Administrator and other Roles
Building and engineering contracts of any significant scale, provide for the appointment of an architect, engineer, or other professionals to administer the contract. In the context of building contracts, an architect usually administers the contract. Architects are commonly appointed under standard RIAI terms of engagement. His obligation is not to be on the site constantly but to make such visits as are reasonably necessary.
In engineering and other contracts, an engineer may be the administrator. Commonly the person who is the contractor administer has designed the work. This is not necessarily so, however.
The contract administrator generally has power under the contract to bind the employer in respect of certain matters. The agency is generally restricted to the scope of the contract itself unless there are specific circumstances to otherwise indicate. General principles of the law of agency apply outside the scope of specific authority granted by the contract.
Standard forms of building contracts may allow for the appointment of persons to roles such as project managers, supervisors, quantity surveyors, site inspectors or clerks of works. They may be appointed by the employer after consulting with the contract administrator.
An employer may wish to appoint a clerk or works as a site inspector who is onsite to act on behalf of the contractor administer on an ongoing and permanent basis. Matters of detail are generally within the scope of the clerk of work’s responsibility while the architect was more responsible for more general design matters.
Powers and Duties
Contract administrators are usually given power under standard contracts to give instructions to the contractors in various contexts. This recognises the complexity and potential for change and adaptation that may occur in the course of a contract. Under some contracts, the employer must justify the instruction with reference to a particular power if requested. The effect of an extension may be to entitle the contractor to more time and additional payment.
Standard contracts generally give the administrator power to order the suspension of works in limited circumstances. However, an unjustified order may cause the employer to be in breach of contract. If the reason linked to the suspension is due to the contractor’s fault, it will not be entitled to compensation. However if it is not so linked, then a right of compensation will arise under standard contracts.
The contractor administrator owes a duty of care to the employer. He may be liable for damages for breach. He may advise the employer on a professional basis. The duty of care will range across his functions from design advice and contract administration. He will commonly have duties to explain the rights and obligations of the parties under the building agreement.
The contract administrator’s obligations to inform the contractor cover a range of matters. It must give them the contract documents. Generally, he must give further information as is necessary to complete the works under standard terms.
Inspecting the Works
The contract administrator is entitled to inspect all works. Works is generally be executed to the administrator’s reasonable satisfaction.
The contractor may carry out tests of any materials or work. If the work is defective the cost of the tests and reinstating, is to the account of the contractor. If there are no defects the contractor must be paid the cost of opening and making good the works, as if it was a variation.

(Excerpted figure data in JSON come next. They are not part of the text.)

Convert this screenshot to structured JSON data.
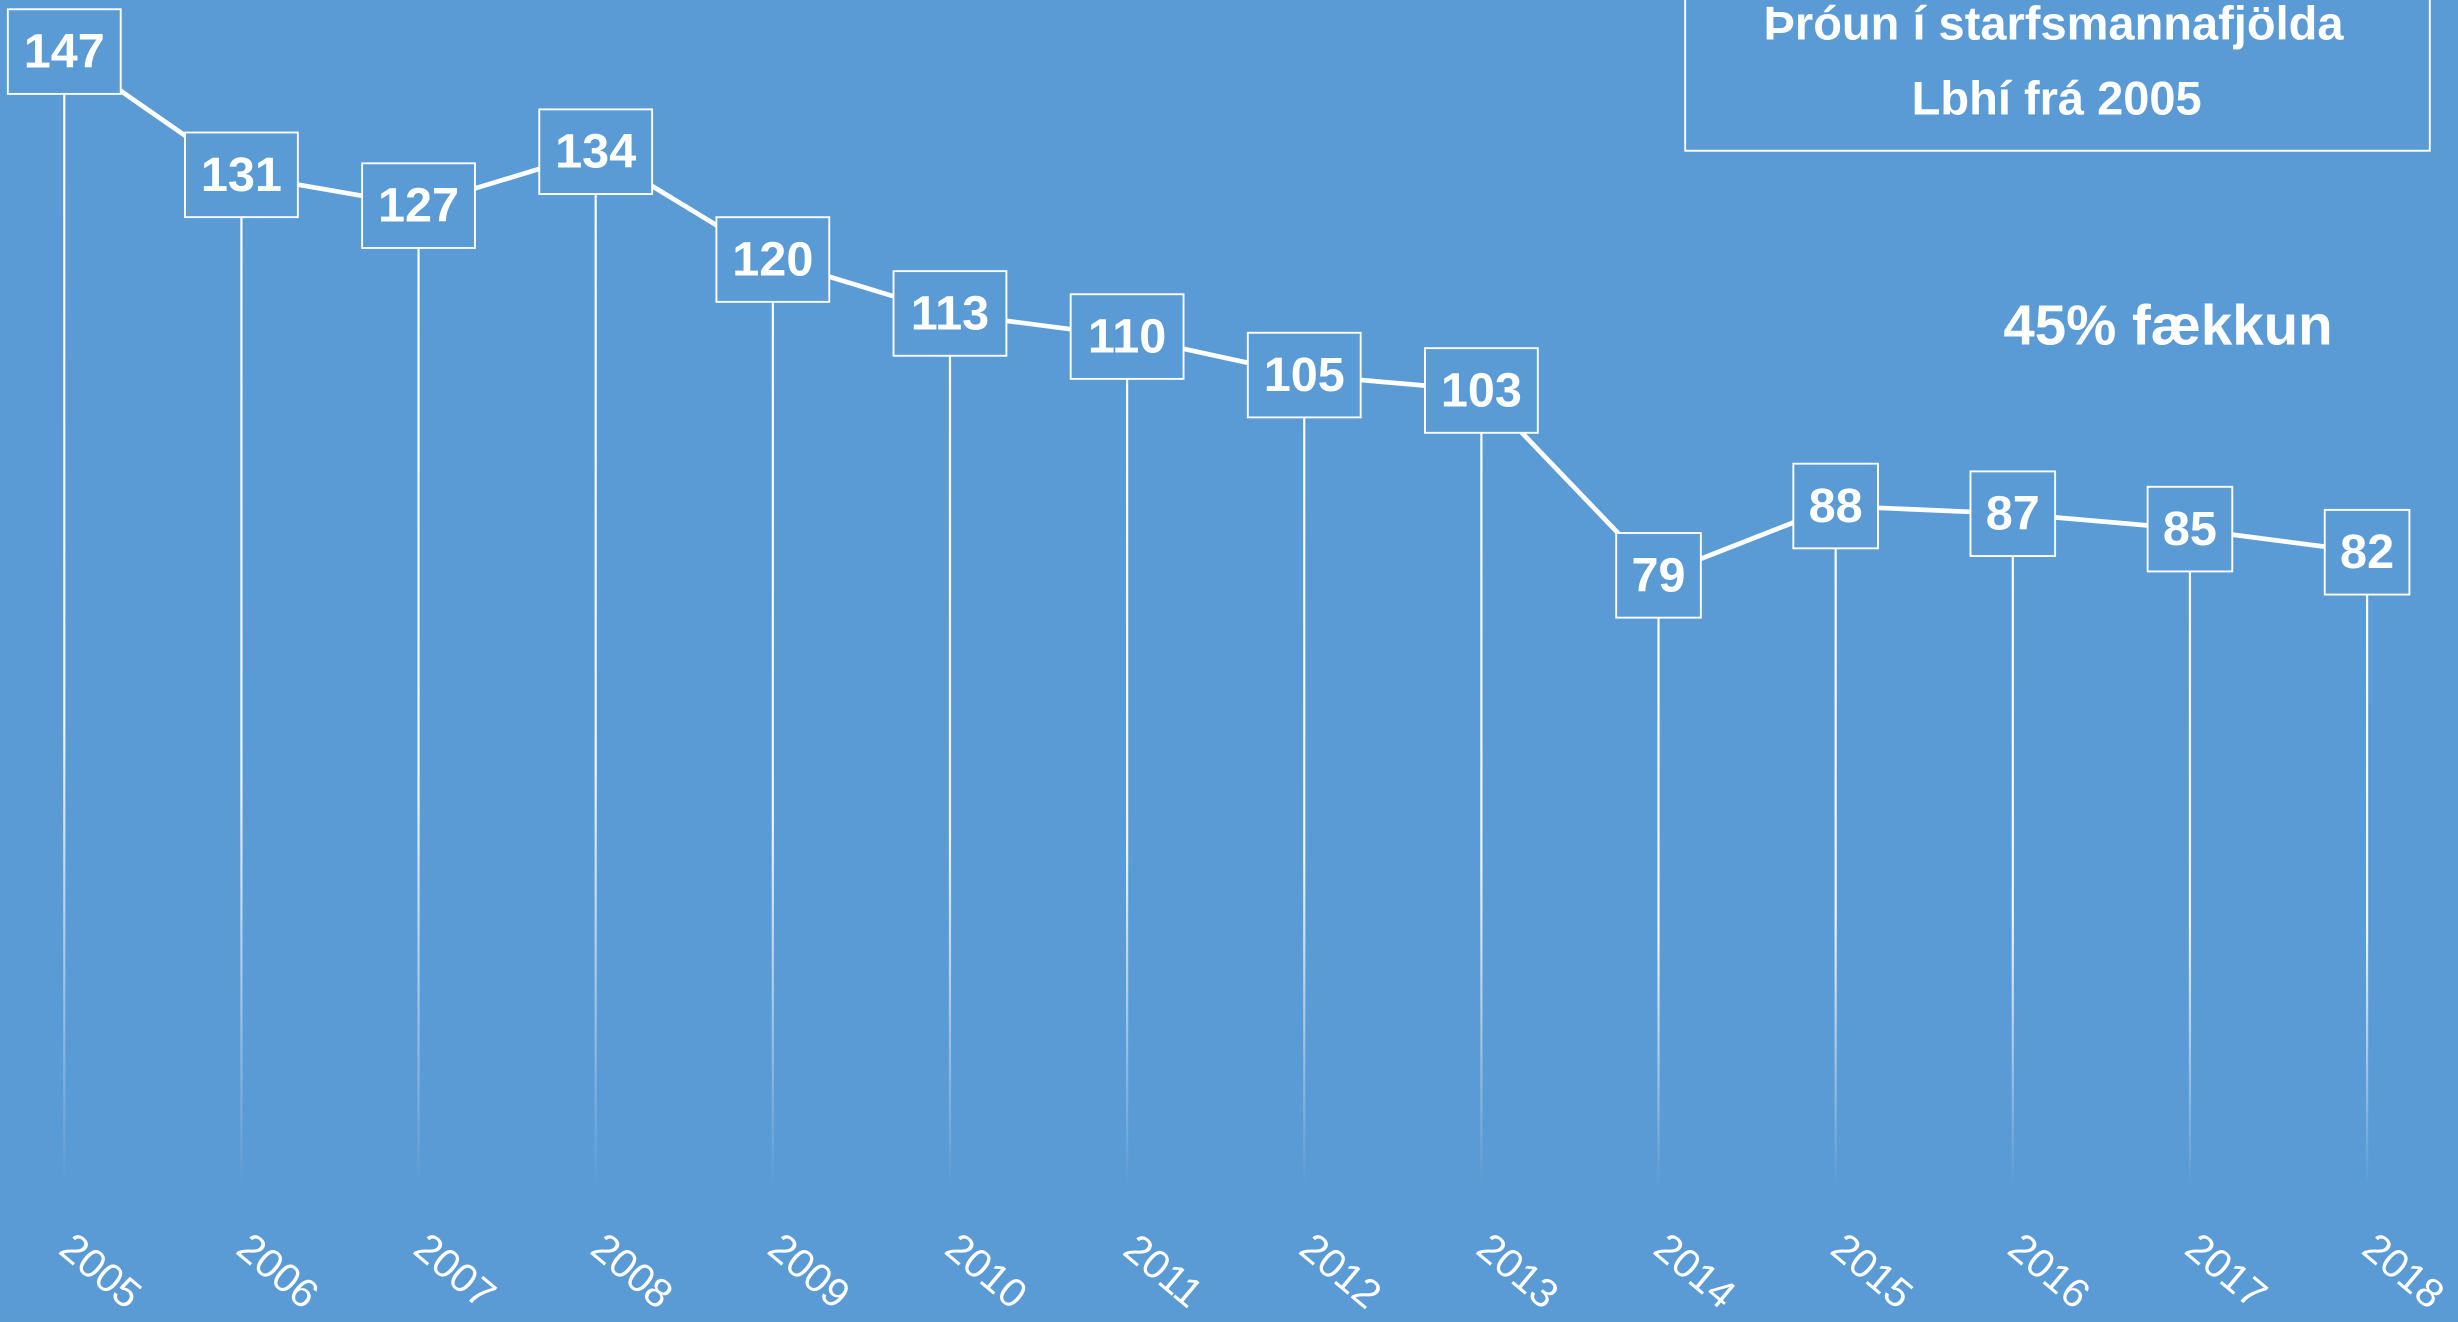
{
  "chart_data": {
    "type": "line",
    "title": [
      "Þróun í starfsmannafjölda",
      "Lbhí frá 2005"
    ],
    "annotation": "45% fækkun",
    "categories": [
      "2005",
      "2006",
      "2007",
      "2008",
      "2009",
      "2010",
      "2011",
      "2012",
      "2013",
      "2014",
      "2015",
      "2016",
      "2017",
      "2018"
    ],
    "values": [
      147,
      131,
      127,
      134,
      120,
      113,
      110,
      105,
      103,
      79,
      88,
      87,
      85,
      82
    ],
    "color": "#ffffff",
    "ylim": [
      0,
      150
    ],
    "grid": false
  }
}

The contract administrator may owe a duty of care and skill to discover defects in the work and bad workmanship. However, this is limited to the extent of his inspections and it does not follow that he is responsible for all defects. He may be liable for those which he might reasonably have discovered with due care and skill.
The contract administrator has a second role in which he must act as an independent party. He has important decision-making powers in relation to the issue of certificates. He must exercise due care and skill relative to the standards of his profession. In this context, he must act independently of the employer and contractor.
The most common forms certificates are those certifying works that have been done and the payments due. Architects will issue interim certificates under most employment contracts at fixed intervals.
The valuation of the interim certificate is often based on the quantity surveyor’s measure of the works done. At the end of the works, a final certificate is issued. After the end of the defects liability period, a further and final certificate is issued.
Certificates may record certain key events and decisions under the contract. Confirmation and certification of those events may be preconditions to certain matters including entitlement sot payments or extensions of time.
Certificates are commonly conclusive in relation to the matters certified. In other contexts, they are binding but not absolutely conclusive. Final certificates are generally conclusive. Contracts may deem certificates including in particular, the final certificate to be conclusive in certain matters. In other cases, certificates may be opened up and charged on adjudication, arbitration, or litigation.
The fact that the certificate is conclusive in relation to substantive contents does not mean that it is unchallengeable for all purposes. It may not be properly issued under the contract, where for example, there are elements of fraud, improper pressure or influence.
It was formerly held that in issuing certificates the contract administrator was acting in a quasi-judicial manner. It followed from this, that he was immune from legal suit in the same manner as an arbitrator or a judge. However, the principles were overturned by the UK courts in the 1970s. The House of Lords held that in principle, there might be a duty of care by a certifier to the parties, in particular to the employer.
Cases later departed from the principle that the contract administrator might be liable to the contractor. The English courts held that it would be unjust and unreasonable to impose a duty of care on the engineer or administrator in these circumstances.